Consulter des sites comme le Better Business Bureau et Trustpilot peut être utile, tout comme les marketplaces comme Amazon et Etsy si la marque y est présente.

« Si le petit commerce affirme être là depuis 30 ans, il devrait y avoir des avis sur lui, peut-être depuis quelques années, » souligne Kantarcioglu.

Vérifiez la provenance du domaine

Un autre contrôle simple consiste à vérifier où un site a été enregistré. Kantarcioglu recommande d’effectuer une recherche de nom de domaine via la société à but non lucratif Internet Corporation for Assigned Names and Numbers ou d’autres outils comme GoDaddy et Whois.

Si une entreprise prétend se trouver dans un pays mais est enregistrée dans un autre, cela doit alerter. De même, si le site a été enregistré récemment tout en se présentant comme appartenant à un petit commerce établi, c’est un indicateur de méfiance.

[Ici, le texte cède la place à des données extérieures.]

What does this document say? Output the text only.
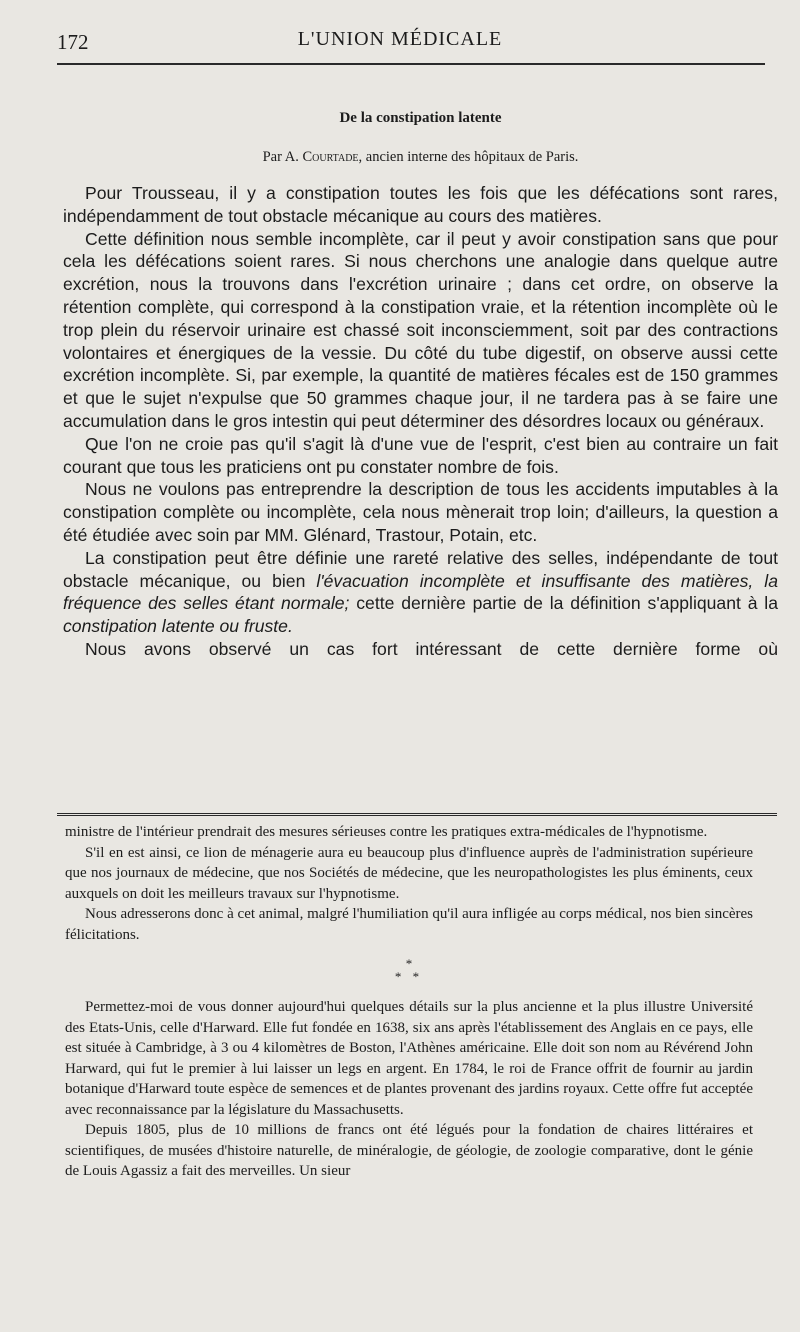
172	L'UNION MÉDICALE

De la constipation latente

Par A. Courtade, ancien interne des hôpitaux de Paris.

Pour Trousseau, il y a constipation toutes les fois que les défécations sont rares, indépendamment de tout obstacle mécanique au cours des matières.

Cette définition nous semble incomplète, car il peut y avoir constipation sans que pour cela les défécations soient rares. Si nous cherchons une analogie dans quelque autre excrétion, nous la trouvons dans l'excrétion urinaire ; dans cet ordre, on observe la rétention complète, qui correspond à la constipation vraie, et la rétention incomplète où le trop plein du réservoir urinaire est chassé soit inconsciemment, soit par des contractions volontaires et énergiques de la vessie. Du côté du tube digestif, on observe aussi cette excrétion incomplète. Si, par exemple, la quantité de matières fécales est de 150 grammes et que le sujet n'expulse que 50 grammes chaque jour, il ne tardera pas à se faire une accumulation dans le gros intestin qui peut déterminer des désordres locaux ou généraux.

Que l'on ne croie pas qu'il s'agit là d'une vue de l'esprit, c'est bien au contraire un fait courant que tous les praticiens ont pu constater nombre de fois.

Nous ne voulons pas entreprendre la description de tous les accidents imputables à la constipation complète ou incomplète, cela nous mènerait trop loin; d'ailleurs, la question a été étudiée avec soin par MM. Glénard, Trastour, Potain, etc.

La constipation peut être définie une rareté relative des selles, indépendante de tout obstacle mécanique, ou bien l'évacuation incomplète et insuffisante des matières, la fréquence des selles étant normale; cette dernière partie de la définition s'appliquant à la constipation latente ou fruste.

Nous avons observé un cas fort intéressant de cette dernière forme où

ministre de l'intérieur prendrait des mesures sérieuses contre les pratiques extra-médicales de l'hypnotisme.

S'il en est ainsi, ce lion de ménagerie aura eu beaucoup plus d'influence auprès de l'administration supérieure que nos journaux de médecine, que nos Sociétés de médecine, que les neuropathologistes les plus éminents, ceux auxquels on doit les meilleurs travaux sur l'hypnotisme.

Nous adresserons donc à cet animal, malgré l'humiliation qu'il aura infligée au corps médical, nos bien sincères félicitations.

*
* *

Permettez-moi de vous donner aujourd'hui quelques détails sur la plus ancienne et la plus illustre Université des Etats-Unis, celle d'Harward. Elle fut fondée en 1638, six ans après l'établissement des Anglais en ce pays, elle est située à Cambridge, à 3 ou 4 kilomètres de Boston, l'Athènes américaine. Elle doit son nom au Révérend John Harward, qui fut le premier à lui laisser un legs en argent. En 1784, le roi de France offrit de fournir au jardin botanique d'Harward toute espèce de semences et de plantes provenant des jardins royaux. Cette offre fut acceptée avec reconnaissance par la législature du Massachusetts.

Depuis 1805, plus de 10 millions de francs ont été légués pour la fondation de chaires littéraires et scientifiques, de musées d'histoire naturelle, de minéralogie, de géologie, de zoologie comparative, dont le génie de Louis Agassiz a fait des merveilles. Un sieur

Faites confiance à votre instinct

Peu importe votre prudence, il est toujours possible de se faire escroquer. Si quelque chose vous semble suspect, il vaut mieux reporter un achat que d’en faire un dont vous pourriez vous mordre les doigts, mettent en garde les experts.

« Au fur et à mesure que l’IA s’améliore, il sera de plus en plus facile pour les escrocs de duper les gens, car les apparences seront de plus en plus convaincantes, » ajoute Ketron. « Chaque fois que de telles astuces apparaissent ou que de la publicité est générée autour d’elles, les personnes impliquées dans de telles pratiques trouvent de nouvelles façons de le faire, rendant la détection encore plus complexe. »

Points à retenir

  • Examinez les détails vérifiables pour authentifier les commerces en ligne.
  • Prêtez attention aux avis de consommateurs sur des sites tiers.
  • Vérifiez l’origine et l’ancienneté d’un site web par des recherches de domaine.
  • Restez vigilant face aux histoires émouvantes souvent utilisées par les escrocs.
  • Et finalement, écoutez votre instinct lorsque quelque chose semble inhabituel.

En somme, alors que le monde du commerce en ligne continue d’évoluer, il est impératif pour les consommateurs de rester informés. Le défi réside non seulement dans l’identification des arnaques, mais aussi dans la compréhension des motivations qui sous-tendent ces pratiques. Est-ce que l’attrait de la commodité d’achat en ligne vaut le risque, ou devons-nous nous questionner sur ce qui se cache derrière chaque « offre exceptionnelle » ? La réflexion sur notre rapport au commerce numérique devient indispensable.